An object at rest stays at rest, and an object in uniform motion stays in uniform motion, unless acted upon by a net external force. This defines inertia — the tendency of matter to resist changes in its state of motion. It also defines what an inertial reference frame is: one in which Newton's laws hold, i.e., a frame that is not itself accelerating.
Think carefully about what 'net force' means — objects in constant velocity have zero net force, not zero force. Everyday examples like a book on a table or a hockey puck sliding on ice make the concept tangible.
Before Newton, the dominant view of motion — tracing back to Aristotle — was that objects naturally come to rest, and that motion requires a continuous cause. Push a cart and it eventually stops; that seems to confirm that rest is the natural state and motion needs explaining. Newton's First Law overturns this picture completely. The question is not "what keeps things moving?" but "what changes their motion?" Inertia is the property of matter that resists changes in velocity — not changes in position, but changes in *how fast and in what direction* something is moving.
The law states: an object at rest stays at rest, and an object moving at constant velocity stays moving at constant velocity, unless a net external force acts on it. The word "net" is critical. From your kinematics work, you know that an object sitting on a table is not moving, but it is not experiencing zero force — gravity pulls it down and the normal force pushes it up, and these cancel. What matters is the vector sum of all forces. When net force is zero, velocity is constant (which includes zero as a special case). When net force is nonzero, velocity changes — that is the content of Newton's Second Law, which this topic builds toward.
The reason everyday experience misleads us is friction. When you push a book across a table and let go, it slows down — but not because motion naturally fades, because friction is a real force decelerating it. Imagine the same book on a frictionless surface in space: it would continue at constant velocity indefinitely. The hockey puck on nearly-frictionless ice approaches this ideal. What Aristotle saw as "natural rest" is actually the result of pervasive friction in everyday environments. Remove the friction, and the Newtonian picture is revealed: no force is required to *maintain* motion, only to *change* it.
Newton's First Law also defines the concept of an inertial reference frame — a coordinate system that is not itself accelerating. In a braking car, objects appear to fly forward "by themselves," apparently violating the First Law.

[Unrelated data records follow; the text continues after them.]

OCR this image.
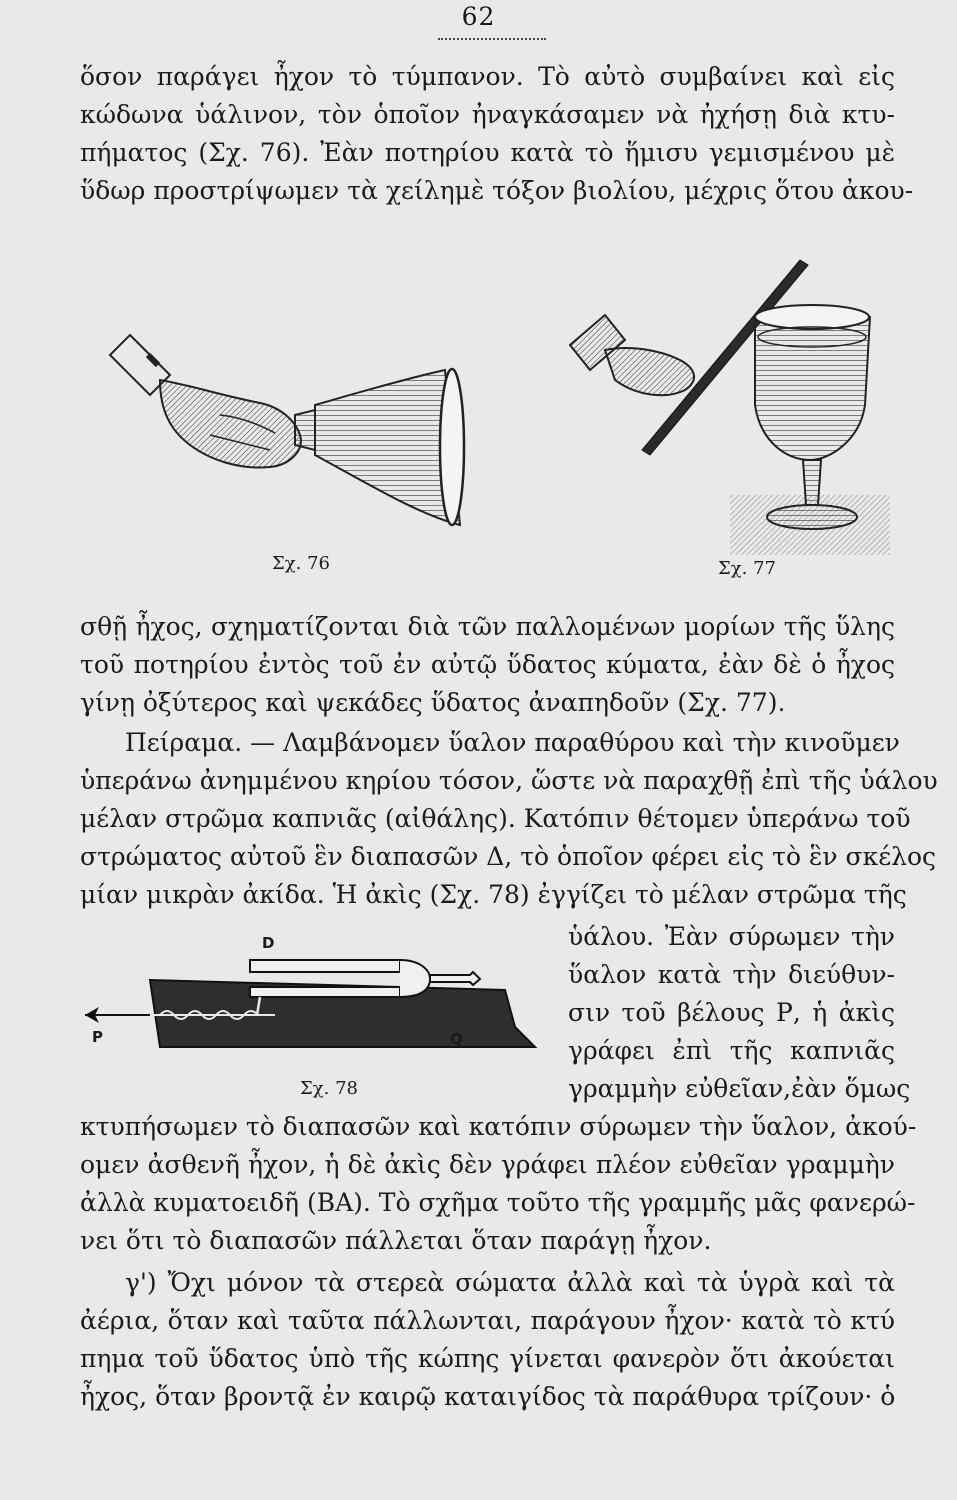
62
ὅσον παράγει ἦχον τὸ τύμπανον. Τὸ αὐτὸ συμβαίνει καὶ εἰς
κώδωνα ὑάλινον, τὸν ὁποῖον ἠναγκάσαμεν νὰ ἠχήσῃ διὰ κτυ-
πήματος (Σχ. 76). Ἐὰν ποτηρίου κατὰ τὸ ἥμισυ γεμισμένου μὲ
ὕδωρ προστρίψωμεν τὰ χείλημὲ τόξον βιολίου, μέχρις ὅτου ἀκου-
Σχ. 76	Σχ. 77
σθῇ ἦχος, σχηματίζονται διὰ τῶν παλλομένων μορίων τῆς ὕλης
τοῦ ποτηρίου ἐντὸς τοῦ ἐν αὐτῷ ὕδατος κύματα, ἐὰν δὲ ὁ ἦχος
γίνῃ ὀξύτερος καὶ ψεκάδες ὕδατος ἀναπηδοῦν (Σχ. 77).
Πείραμα. — Λαμβάνομεν ὕαλον παραθύρου καὶ τὴν κινοῦμεν
ὑπεράνω ἀνημμένου κηρίου τόσον, ὥστε νὰ παραχθῇ ἐπὶ τῆς ὑάλου
μέλαν στρῶμα καπνιᾶς (αἰθάλης). Κατόπιν θέτομεν ὑπεράνω τοῦ
στρώματος αὐτοῦ ἓν διαπασῶν Δ, τὸ ὁποῖον φέρει εἰς τὸ ἓν σκέλος
μίαν μικρὰν ἀκίδα. Ἡ ἀκὶς (Σχ. 78) ἐγγίζει τὸ μέλαν στρῶμα τῆς
D
P	Q
Σχ. 78
ὑάλου. Ἐὰν σύρωμεν τὴν
ὕαλον κατὰ τὴν διεύθυν-
σιν τοῦ βέλους Ρ, ἡ ἀκὶς
γράφει ἐπὶ τῆς καπνιᾶς
γραμμὴν εὐθεῖαν,ἐὰν ὅμως
κτυπήσωμεν τὸ διαπασῶν καὶ κατόπιν σύρωμεν τὴν ὕαλον, ἀκού-
ομεν ἀσθενῆ ἦχον, ἡ δὲ ἀκὶς δὲν γράφει πλέον εὐθεῖαν γραμμὴν
ἀλλὰ κυματοειδῆ (ΒΑ). Τὸ σχῆμα τοῦτο τῆς γραμμῆς μᾶς φανερώ-
νει ὅτι τὸ διαπασῶν πάλλεται ὅταν παράγῃ ἦχον.
γ') Ὄχι μόνον τὰ στερεὰ σώματα ἀλλὰ καὶ τὰ ὑγρὰ καὶ τὰ
ἀέρια, ὅταν καὶ ταῦτα πάλλωνται, παράγουν ἦχον· κατὰ τὸ κτύ
πημα τοῦ ὕδατος ὑπὸ τῆς κώπης γίνεται φανερὸν ὅτι ἀκούεται
ἦχος, ὅταν βροντᾷ ἐν καιρῷ καταιγίδος τὰ παράθυρα τρίζουν· ὁ
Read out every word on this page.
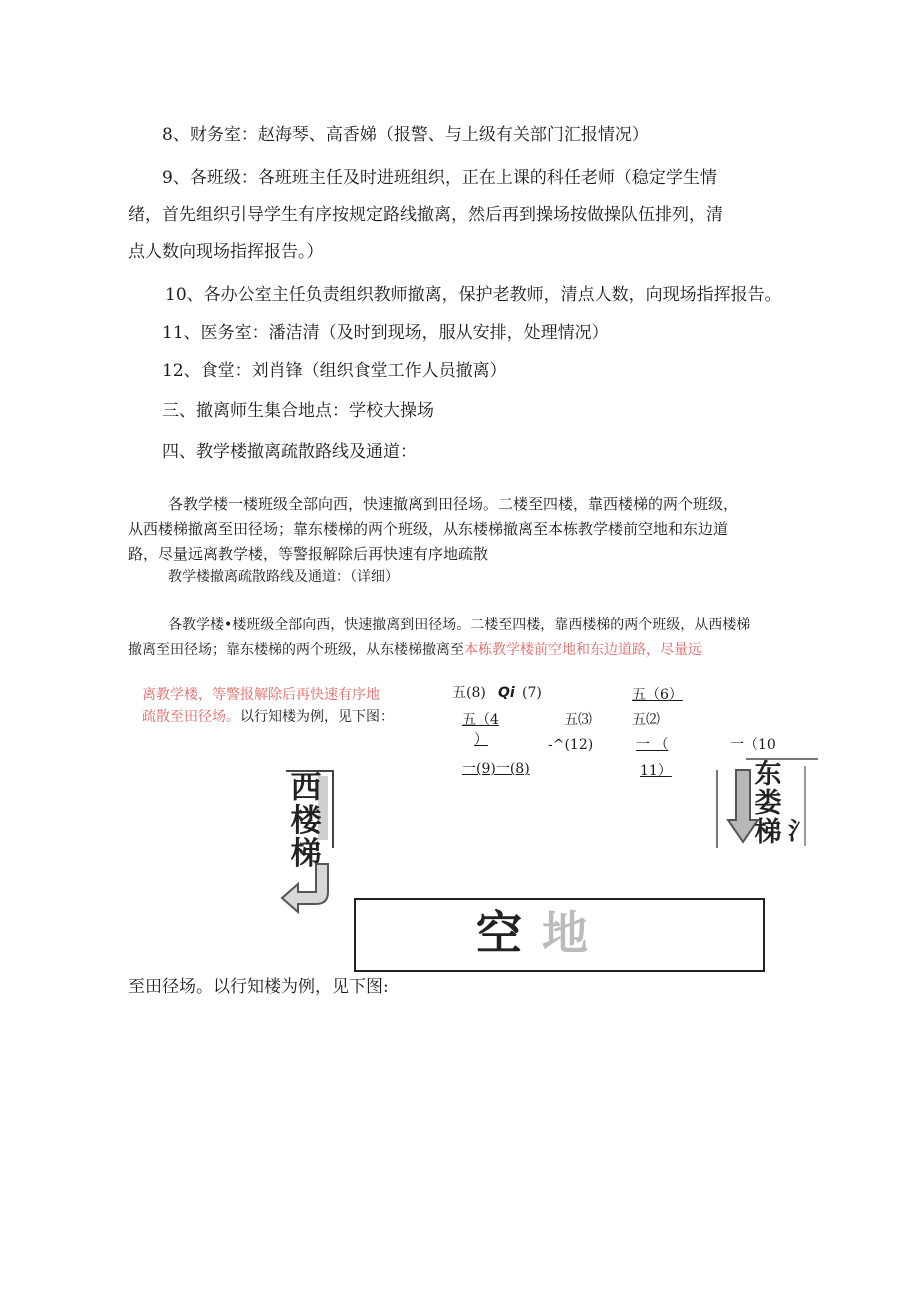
8、财务室：赵海琴、高香娣（报警、与上级有关部门汇报情况）
9、各班级：各班班主任及时进班组织，正在上课的科任老师（稳定学生情
绪，首先组织引导学生有序按规定路线撤离，然后再到操场按做操队伍排列，清
点人数向现场指挥报告。）
10、各办公室主任负责组织教师撤离，保护老教师，清点人数，向现场指挥报告。
11、医务室：潘洁清（及时到现场，服从安排，处理情况）
12、食堂：刘肖锋（组织食堂工作人员撤离）
三、撤离师生集合地点：学校大操场
四、教学楼撤离疏散路线及通道：
各教学楼一楼班级全部向西，快速撤离到田径场。二楼至四楼，靠西楼梯的两个班级，
从西楼梯撤离至田径场；靠东楼梯的两个班级，从东楼梯撤离至本栋教学楼前空地和东边道
路，尽量远离教学楼，等警报解除后再快速有序地疏散
教学楼撤离疏散路线及通道：（详细）
各教学楼•楼班级全部向西，快速撤离到田径场。二楼至四楼，靠西楼梯的两个班级，从西楼梯
撤离至田径场；靠东楼梯的两个班级，从东楼梯撤离至本栋教学楼前空地和东边道路，尽量远
离教学楼，等警报解除后再快速有序地
疏散至田径场。以行知楼为例，见下图：
五(8) Qi (7)	五（6）
五（4	五⑶	五⑵
）	-^(12)	一 （	一（10
一(9)一(8)	11）
西楼梯
东娄梯 氵
空 地
至田径场。以行知楼为例，见下图:
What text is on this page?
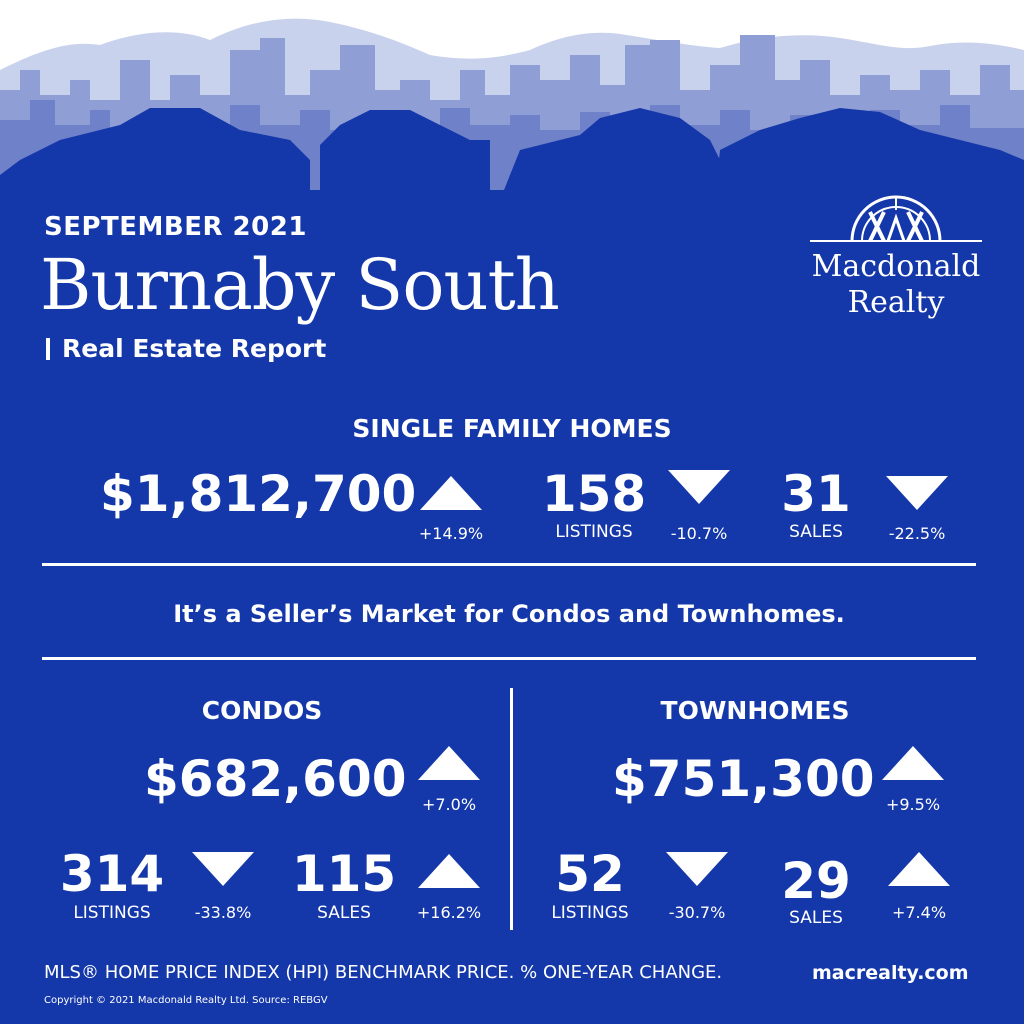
SEPTEMBER 2021
Burnaby South
Real Estate Report
Macdonald
Realty
SINGLE FAMILY HOMES
$1,812,700
+14.9%
158
LISTINGS	-10.7%
31
SALES	-22.5%
It’s a Seller’s Market for Condos and Townhomes.
CONDOS
$682,600 +7.0%
314
LISTINGS	-33.8%
115
SALES	+16.2%
TOWNHOMES
$751,300 +9.5%
52
LISTINGS	-30.7%
29
SALES	+7.4%
MLS® HOME PRICE INDEX (HPI) BENCHMARK PRICE. % ONE-YEAR CHANGE.
Copyright © 2021 Macdonald Realty Ltd. Source: REBGV
macrealty.com
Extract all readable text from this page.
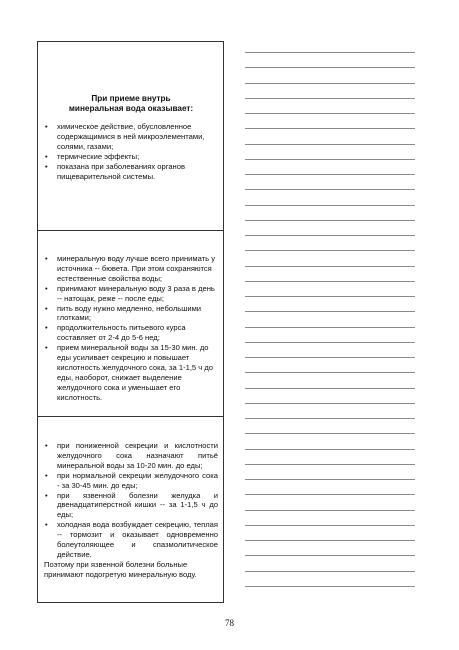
При приеме внутрь
минеральная вода оказывает:
• химическое действие, обусловленное содержащимися в ней микроэлементами, солями, газами;
• термические эффекты;
• показана при заболеваниях органов пищеварительной системы.
• минеральную воду лучше всего принимать у источника -- бювета. При этом сохраняются естественные свойства воды;
• принимают минеральную воду 3 раза в день -- натощак, реже -- после еды;
• пить воду нужно медленно, небольшими глотками;
• продолжительность питьевого курса составляет от 2-4 до 5-6 нед;
• прием минеральной воды за 15-30 мин. до еды усиливает секрецию и повышает кислотность желудочного сока, за 1-1,5 ч до еды, наоборот, снижает выделение желудочного сока и уменьшает его кислотность.
• при пониженной секреции и кислотности желудочного сока назначают питьё минеральной воды за 10-20 мин. до еды;
• при нормальной секреции желудочного сока - за 30-45 мин. до еды;
• при язвенной болезни желудка и двенадцатиперстной кишки -- за 1-1,5 ч до еды;
• холодная вода возбуждает секрецию, теплая -- тормозит и оказывает одновременно болеутоляющее и спазмолитическое действие.
Поэтому при язвенной болезни больные принимают подогретую минеральную воду.
78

But there is no force on those objects; it is the car (and your reference frame) that is decelerating. Newton's laws hold cleanly only from inertial frames. This is not a technicality but a foundational point: it sets the stage for all subsequent mechanics. Once you know what frame you are in and what forces are acting, the entire motion of a system is determined. The First Law tells you when no determination is needed — when things are simply left alone to continue doing what they are already doing.